How does Columbia University-educated Tessa fall under seemingly crazy Brian’s spell?  The answer, in part, is that Tessa understands, intuitively, that Brian seeks a primal love, whether he is dealing with reality or simply a wild perception that relieves his own pain and loss. Brian tells her, “It hurts to lose someone you love.”  And: “It hurts so bad you can’t imagine. Sometimes I can’t breathe. The days without you stretch out like an unending wasteland, gray and empty forever. … I only ever wanted to be with you from the moment I met you.”

The unwelcome yet comforting entrance of Brian into Tessa’s life forces her to grapple with emotional issues while she struggles to get by financially.  She’s evicted from her apartment, and her only hope for re-entering her home as a resident again is to cough up $12,000 in back-payments.

The eccentric and deceptively brilliant Brian proves to be a hero and a spiritual protector for Tessa. Whatever or whoever he is—a kook from the homeless streets of New York; an alternate-universe traveling “physics professor” who is searching for his young, dead wife; or a delightful fraud—Brian is a healing force in Tessa’s life.

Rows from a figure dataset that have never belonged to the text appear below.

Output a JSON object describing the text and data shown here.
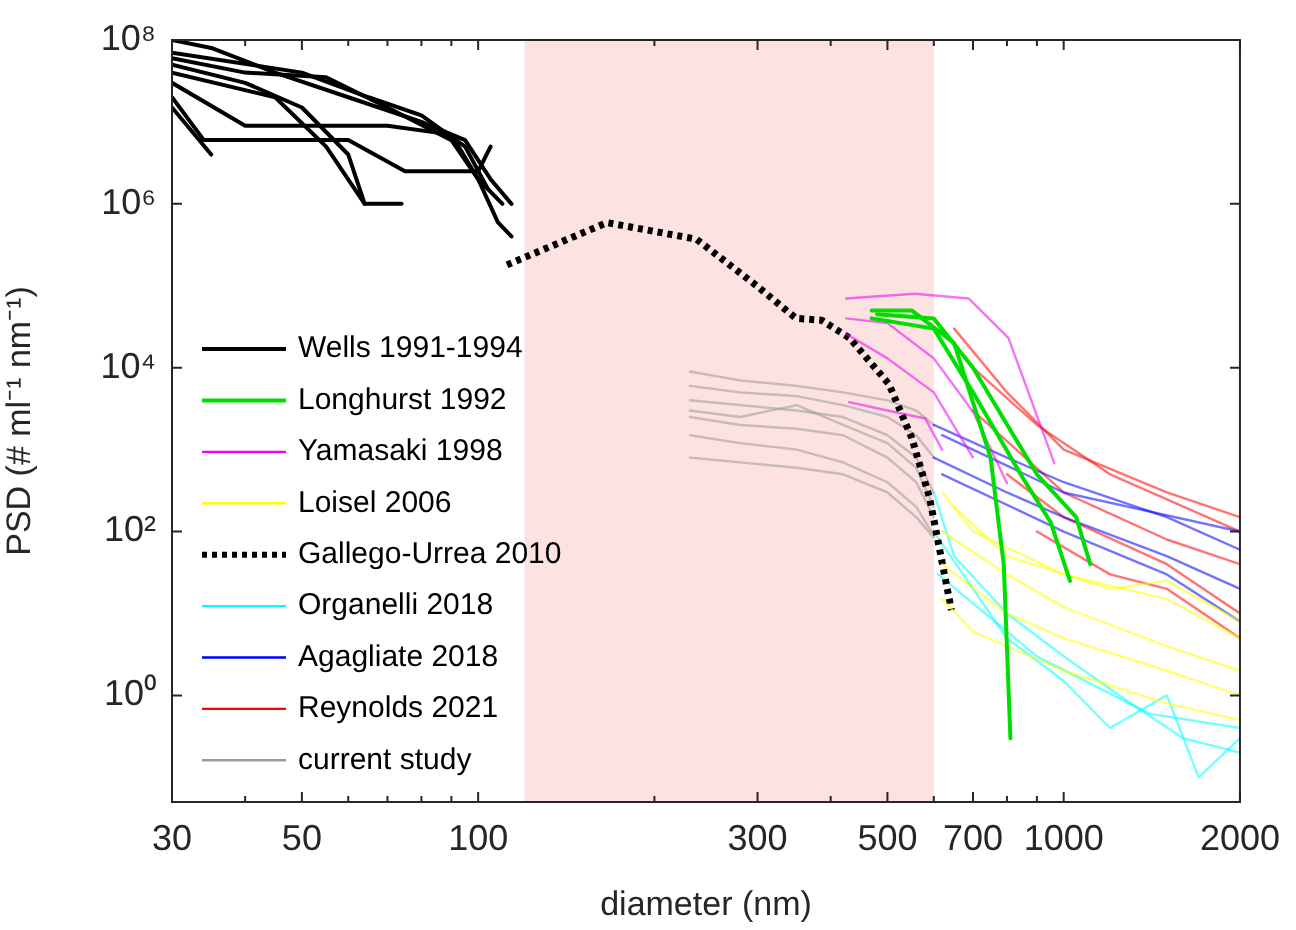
{
  "chart_data": {
    "type": "line",
    "xlabel": "diameter (nm)",
    "ylabel": "PSD (# ml⁻¹ nm⁻¹)",
    "log": "xy",
    "xlim": [
      30,
      2000
    ],
    "ylim": [
      0.05,
      100000000
    ],
    "xticks": [
      30,
      {
        "value": 40,
        "label": null
      },
      50,
      {
        "value": 60,
        "label": null
      },
      {
        "value": 70,
        "label": null
      },
      {
        "value": 80,
        "label": null
      },
      {
        "value": 90,
        "label": null
      },
      100,
      {
        "value": 200,
        "label": null
      },
      300,
      {
        "value": 400,
        "label": null
      },
      500,
      {
        "value": 600,
        "label": null
      },
      700,
      {
        "value": 800,
        "label": null
      },
      {
        "value": 900,
        "label": null
      },
      1000,
      2000
    ],
    "yticks": [
      {
        "value": 1,
        "label": "10⁰"
      },
      {
        "value": 100,
        "label": "10²"
      },
      {
        "value": 10000,
        "label": "10⁴"
      },
      {
        "value": 1000000,
        "label": "10⁶"
      },
      {
        "value": 100000000,
        "label": "10⁸"
      }
    ],
    "grid": false,
    "legend": "bottom left",
    "bands": [
      {
        "axis": "x",
        "from": 120,
        "to": 600,
        "color": "#fde2e2"
      }
    ],
    "series": [
      {
        "name": "Wells 1991-1994",
        "color": "#000000",
        "x": [
          30,
          35,
          45,
          60,
          80,
          95,
          105,
          114
        ],
        "values": [
          100000000,
          80000000,
          40000000,
          20000000,
          10000000,
          6000000,
          2000000,
          1000000
        ]
      },
      {
        "color": "#000000",
        "x": [
          30,
          40,
          55,
          70,
          90,
          100,
          108,
          114
        ],
        "values": [
          60000000,
          40000000,
          35000000,
          15000000,
          6000000,
          2000000,
          600000,
          400000
        ]
      },
      {
        "color": "#000000",
        "x": [
          30,
          40,
          50,
          60,
          64,
          74
        ],
        "values": [
          50000000,
          30000000,
          15000000,
          4000000,
          1000000,
          1000000
        ]
      },
      {
        "color": "#000000",
        "x": [
          30,
          45,
          55,
          64
        ],
        "values": [
          40000000,
          20000000,
          5000000,
          1000000
        ]
      },
      {
        "color": "#000000",
        "x": [
          30,
          34,
          60,
          75,
          100,
          105
        ],
        "values": [
          20000000,
          6000000,
          6000000,
          2500000,
          2500000,
          5000000
        ]
      },
      {
        "color": "#000000",
        "x": [
          30,
          35
        ],
        "values": [
          15000000,
          4000000
        ]
      },
      {
        "color": "#000000",
        "x": [
          30,
          40,
          70,
          90,
          100,
          110
        ],
        "values": [
          30000000,
          9000000,
          9000000,
          7000000,
          2000000,
          1000000
        ]
      },
      {
        "color": "#000000",
        "x": [
          30,
          50,
          65,
          80,
          95,
          104
        ],
        "values": [
          70000000,
          40000000,
          20000000,
          12000000,
          5000000,
          1500000
        ]
      },
      {
        "name": "Longhurst 1992",
        "color": "#00dd00",
        "x": [
          470,
          550,
          650,
          750,
          790,
          811
        ],
        "values": [
          50000,
          50000,
          20000,
          800,
          40,
          0.3
        ]
      },
      {
        "color": "#00dd00",
        "x": [
          470,
          600,
          700,
          850,
          950,
          1025
        ],
        "values": [
          40000,
          30000,
          5000,
          460,
          130,
          25
        ]
      },
      {
        "color": "#00dd00",
        "x": [
          480,
          600,
          700,
          900,
          1050,
          1110
        ],
        "values": [
          45000,
          40000,
          10000,
          500,
          150,
          40
        ]
      },
      {
        "name": "Yamasaki 1998",
        "color": "#ee00ee",
        "x": [
          425,
          557,
          688,
          805,
          964
        ],
        "values": [
          70000,
          80000,
          70000,
          23000,
          680
        ]
      },
      {
        "color": "#ee00ee",
        "x": [
          425,
          500,
          600,
          700,
          800
        ],
        "values": [
          40000,
          35000,
          13000,
          2900,
          390
        ]
      },
      {
        "color": "#ee00ee",
        "x": [
          425,
          500,
          600,
          700
        ],
        "values": [
          26000,
          13000,
          5000,
          800
        ]
      },
      {
        "color": "#ee00ee",
        "x": [
          430,
          500,
          580,
          620
        ],
        "values": [
          3800,
          3000,
          2400,
          1000
        ]
      },
      {
        "name": "Loisel 2006",
        "color": "#ffff00",
        "x": [
          620,
          700,
          1000,
          1500,
          2000
        ],
        "values": [
          300,
          100,
          30,
          15,
          5
        ]
      },
      {
        "color": "#ffff00",
        "x": [
          620,
          800,
          1000,
          1500,
          2000
        ],
        "values": [
          100,
          30,
          12,
          4,
          2
        ]
      },
      {
        "color": "#ffff00",
        "x": [
          620,
          800,
          1000,
          1500,
          2000
        ],
        "values": [
          40,
          10,
          5,
          2,
          1
        ]
      },
      {
        "color": "#ffff00",
        "x": [
          620,
          700,
          1000,
          1500,
          2000
        ],
        "values": [
          15,
          6,
          2,
          0.8,
          0.5
        ]
      },
      {
        "color": "#ffff00",
        "x": [
          650,
          800,
          1200,
          1500,
          2000
        ],
        "values": [
          200,
          50,
          20,
          25,
          8
        ]
      },
      {
        "name": "Gallego-Urrea 2010",
        "color": "#000000",
        "line_style": "dotted",
        "x": [
          112,
          166,
          236,
          299,
          349,
          386,
          431,
          503,
          550,
          590,
          611,
          643
        ],
        "values": [
          180000,
          590000,
          370000,
          100000,
          40000,
          38000,
          23000,
          6300,
          1400,
          260,
          72,
          11
        ]
      },
      {
        "name": "Organelli 2018",
        "color": "#00ffff",
        "x": [
          600,
          650,
          800,
          1000,
          1300,
          1600,
          2000
        ],
        "values": [
          300,
          50,
          10,
          3,
          0.8,
          0.3,
          0.2
        ]
      },
      {
        "color": "#00ffff",
        "x": [
          600,
          800,
          1000,
          1200,
          1500,
          1700,
          2000
        ],
        "values": [
          100,
          5,
          1.5,
          0.4,
          1,
          0.1,
          0.3
        ]
      },
      {
        "color": "#00ffff",
        "x": [
          610,
          900,
          1400,
          2000
        ],
        "values": [
          30,
          3,
          0.6,
          0.4
        ]
      },
      {
        "name": "Agagliate 2018",
        "color": "#0000ff",
        "x": [
          600,
          800,
          1000,
          1500,
          2000
        ],
        "values": [
          2000,
          800,
          400,
          150,
          60
        ]
      },
      {
        "color": "#0000ff",
        "x": [
          600,
          800,
          1000,
          1500,
          2000
        ],
        "values": [
          800,
          300,
          150,
          50,
          20
        ]
      },
      {
        "color": "#0000ff",
        "x": [
          620,
          1000,
          1500,
          2000
        ],
        "values": [
          500,
          100,
          30,
          8
        ]
      },
      {
        "color": "#0000ff",
        "x": [
          620,
          1000,
          2000
        ],
        "values": [
          1500,
          300,
          100
        ]
      },
      {
        "name": "Reynolds 2021",
        "color": "#ff0000",
        "x": [
          650,
          800,
          1000,
          1500,
          2000
        ],
        "values": [
          30000,
          5000,
          1000,
          300,
          150
        ]
      },
      {
        "color": "#ff0000",
        "x": [
          700,
          900,
          1200,
          2000
        ],
        "values": [
          10000,
          2000,
          500,
          100
        ]
      },
      {
        "color": "#ff0000",
        "x": [
          700,
          1000,
          1500,
          2000
        ],
        "values": [
          3000,
          300,
          80,
          40
        ]
      },
      {
        "color": "#ff0000",
        "x": [
          800,
          1000,
          1500,
          2000
        ],
        "values": [
          500,
          150,
          40,
          10
        ]
      },
      {
        "color": "#ff0000",
        "x": [
          900,
          1200,
          1500,
          2000
        ],
        "values": [
          100,
          30,
          20,
          5
        ]
      },
      {
        "name": "current study",
        "color": "#999999",
        "x": [
          230,
          280,
          350,
          420,
          500,
          560,
          600
        ],
        "values": [
          9000,
          7000,
          6000,
          5000,
          4000,
          3000,
          2000
        ]
      },
      {
        "color": "#999999",
        "x": [
          230,
          280,
          350,
          420,
          500,
          560,
          600
        ],
        "values": [
          6000,
          5000,
          4500,
          3500,
          2500,
          1500,
          800
        ]
      },
      {
        "color": "#999999",
        "x": [
          230,
          280,
          350,
          420,
          500,
          560,
          600
        ],
        "values": [
          4000,
          3500,
          3000,
          2500,
          1500,
          800,
          300
        ]
      },
      {
        "color": "#999999",
        "x": [
          230,
          280,
          350,
          420,
          500,
          560,
          600
        ],
        "values": [
          2500,
          2000,
          1800,
          1500,
          800,
          400,
          150
        ]
      },
      {
        "color": "#999999",
        "x": [
          230,
          280,
          350,
          420,
          500,
          560,
          600
        ],
        "values": [
          1500,
          1200,
          1000,
          700,
          400,
          200,
          90
        ]
      },
      {
        "color": "#999999",
        "x": [
          230,
          280,
          350,
          420,
          500,
          560,
          600
        ],
        "values": [
          800,
          700,
          600,
          500,
          300,
          150,
          85
        ]
      },
      {
        "color": "#999999",
        "x": [
          230,
          280,
          350,
          420,
          500,
          560,
          600
        ],
        "values": [
          3000,
          2500,
          3500,
          2000,
          1200,
          600,
          200
        ]
      }
    ]
  }
}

And this is what this novel is about: healing. Tessa’s life changes once she is loved by a man she connects with, a man who is so unlike her cold, detached ex-husband, David.   But Brian—physics professor at Yale…street person…whoever he is—vanishes from her life as quickly as he came.

His impact on Tessa is profound. Her financial situation improves, she reinvigorates her artistic talents, she gains self-confidence, and, in short, she takes out “a new lease on life.” Her story shows it isn’t time that heals, but love.